My parents were good people but their son left them feeling helpless when he lived in their space. Instead, they told me to lock or bar my bedroom door, or stay out of the house if they were not there -- but one day their son kicked in the bathroom door as I bathed in the tub. He was in his 20's, I was 17. Their words to him were after that were, "You broke our lock." Or when I pointed out to them the small holes he was drilling in their bathroom door, they said, "You ruined our door!" They seemed to deny the truth behind his actions, and had great shame, but did nothing to him. Instead, I would fill the holes with toothpaste, and fantasize about using an ice-pick to stab him in his eye if I caught him peeking.
I was on my own from about the age of 12 in dealing with a sexual predator. So many of us were, and are on our own. I suggest one needs to get over any shame or confusion you may have if you have a sexual predator in your midst. Start helping the victims, there are so many of us. Look out for the young.
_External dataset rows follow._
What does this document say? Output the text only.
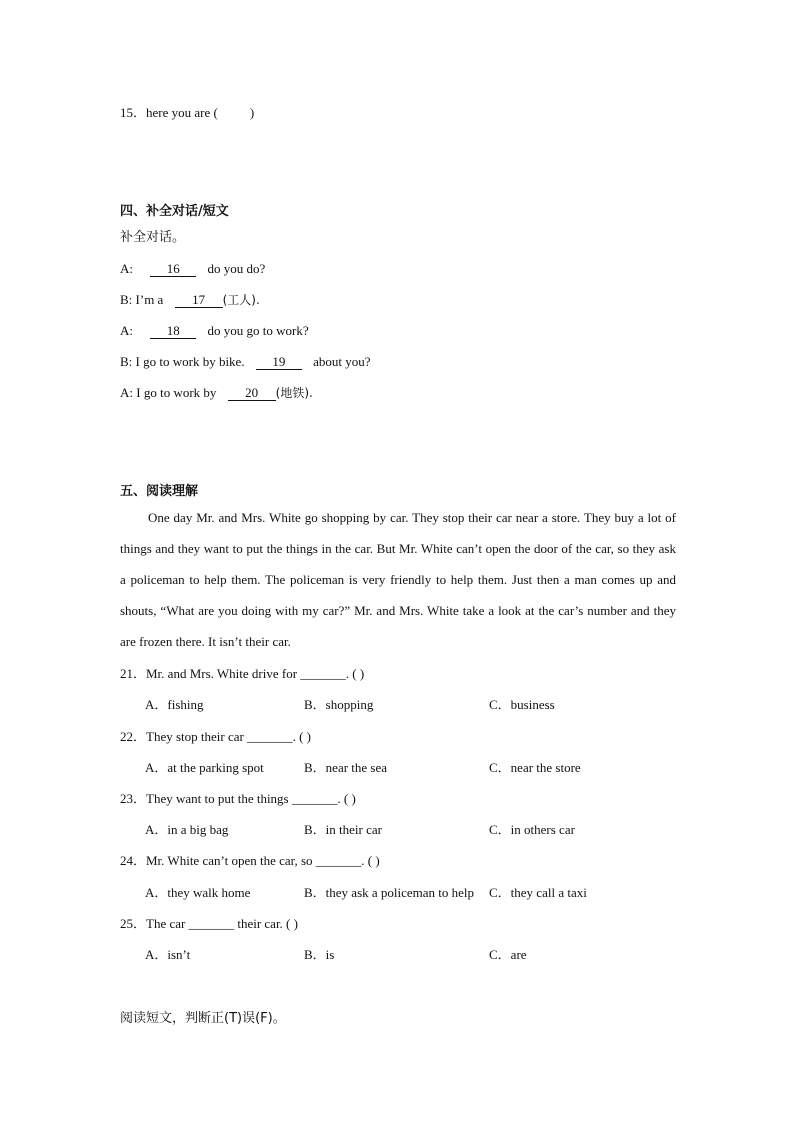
15．here you are ( )
四、补全对话/短文
补全对话。
A:	16 do you do?
B: I’m a 17 (工人).
A:	18 do you go to work?
B: I go to work by bike. 19 about you?
A: I go to work by 20 (地铁).
五、阅读理解
One day Mr. and Mrs. White go shopping by car. They stop their car near a store. They buy a lot of things and they want to put the things in the car. But Mr. White can’t open the door of the car, so they ask a policeman to help them. The policeman is very friendly to help them. Just then a man comes up and shouts, “What are you doing with my car?” Mr. and Mrs. White take a look at the car’s number and they are frozen there. It isn’t their car.
21．Mr. and Mrs. White drive for _______. ( )
A．fishing	B．shopping	C．business
22．They stop their car _______. ( )
A．at the parking spot	B．near the sea	C．near the store
23．They want to put the things _______. ( )
A．in a big bag	B．in their car	C．in others car
24．Mr. White can’t open the car, so _______. ( )
A．they walk home	B．they ask a policeman to help C．they call a taxi
25．The car _______ their car. ( )
A．isn’t	B．is	C．are
阅读短文，判断正(T)误(F)。
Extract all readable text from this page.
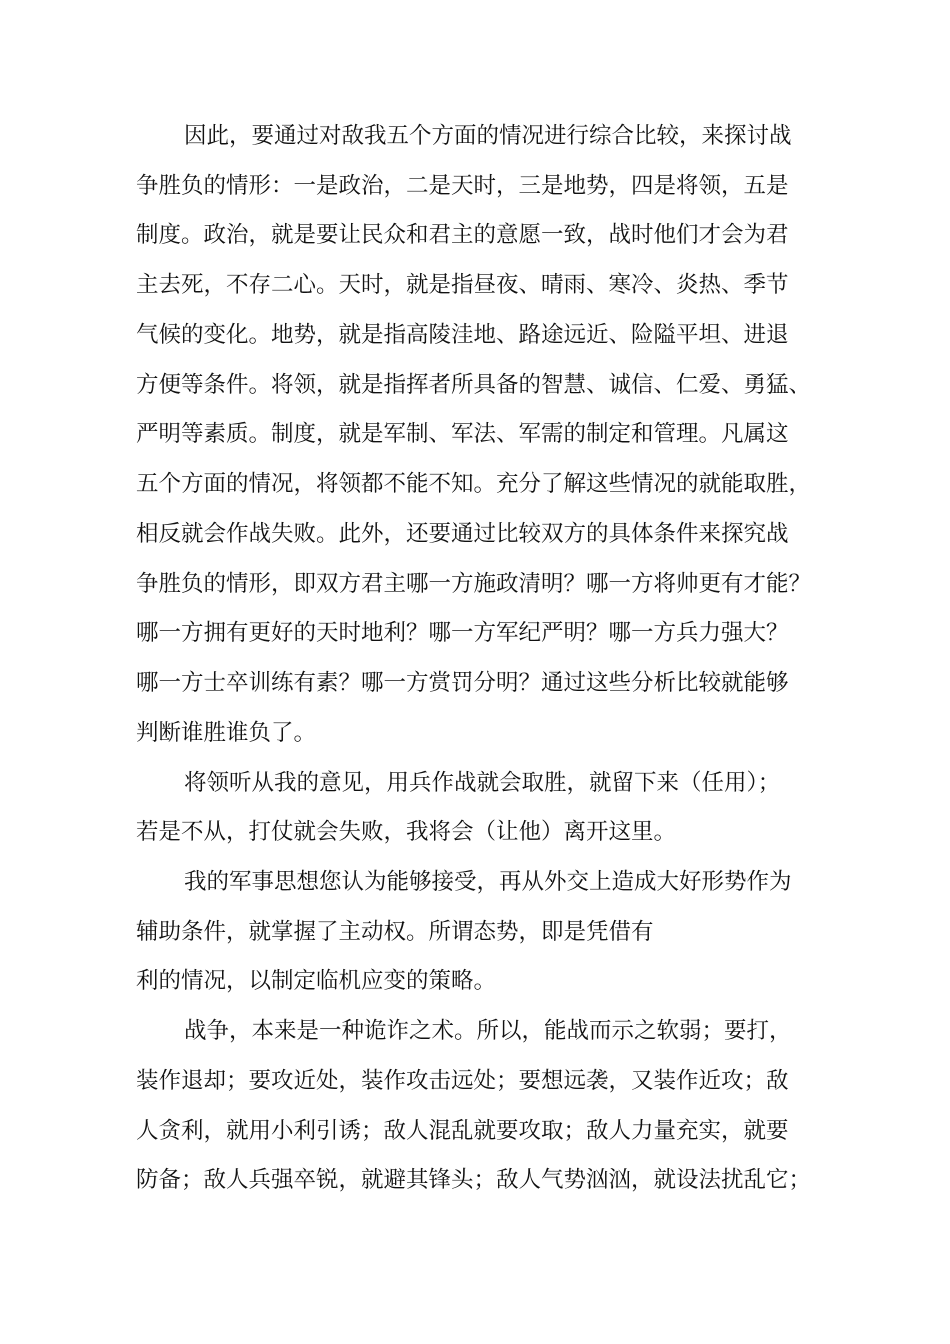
因此，要通过对敌我五个方面的情况进行综合比较，来探讨战
争胜负的情形：一是政治，二是天时，三是地势，四是将领，五是
制度。政治，就是要让民众和君主的意愿一致，战时他们才会为君
主去死，不存二心。天时，就是指昼夜、晴雨、寒冷、炎热、季节
气候的变化。地势，就是指高陵洼地、路途远近、险隘平坦、进退
方便等条件。将领，就是指挥者所具备的智慧、诚信、仁爱、勇猛、
严明等素质。制度，就是军制、军法、军需的制定和管理。凡属这
五个方面的情况，将领都不能不知。充分了解这些情况的就能取胜，
相反就会作战失败。此外，还要通过比较双方的具体条件来探究战
争胜负的情形，即双方君主哪一方施政清明？哪一方将帅更有才能？
哪一方拥有更好的天时地利？哪一方军纪严明？哪一方兵力强大？
哪一方士卒训练有素？哪一方赏罚分明？通过这些分析比较就能够
判断谁胜谁负了。
将领听从我的意见，用兵作战就会取胜，就留下来（任用）；
若是不从，打仗就会失败，我将会（让他）离开这里。
我的军事思想您认为能够接受，再从外交上造成大好形势作为
辅助条件，就掌握了主动权。所谓态势，即是凭借有
利的情况，以制定临机应变的策略。
战争，本来是一种诡诈之术。所以，能战而示之软弱；要打，
装作退却；要攻近处，装作攻击远处；要想远袭，又装作近攻；敌
人贪利，就用小利引诱；敌人混乱就要攻取；敌人力量充实，就要
防备；敌人兵强卒锐，就避其锋头；敌人气势汹汹，就设法扰乱它；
Do not ignore sexual predators. Sexual predators use excuses for their behaviors -- I had heard them all. Their son said that the night he was slapping his fat dick on my face that he was drunk. Well, he was not drunk for ten years from his teens in to his 20's. Nor in to his 30's...
I think of Harvey Weinstein and his line of male bullshit -- 'That's how it was in the 50's & 60's'. Liars -- And they are oh so apologetic with an array of excuses, or go toward anger and deeper denial when they get caught. They do not change. Sexual predators are in all walks of life. And sadly many are like Bill Cosby use drugs in food or drinks of any kind to subdue.
Bravo to the women who speak up, even if years later.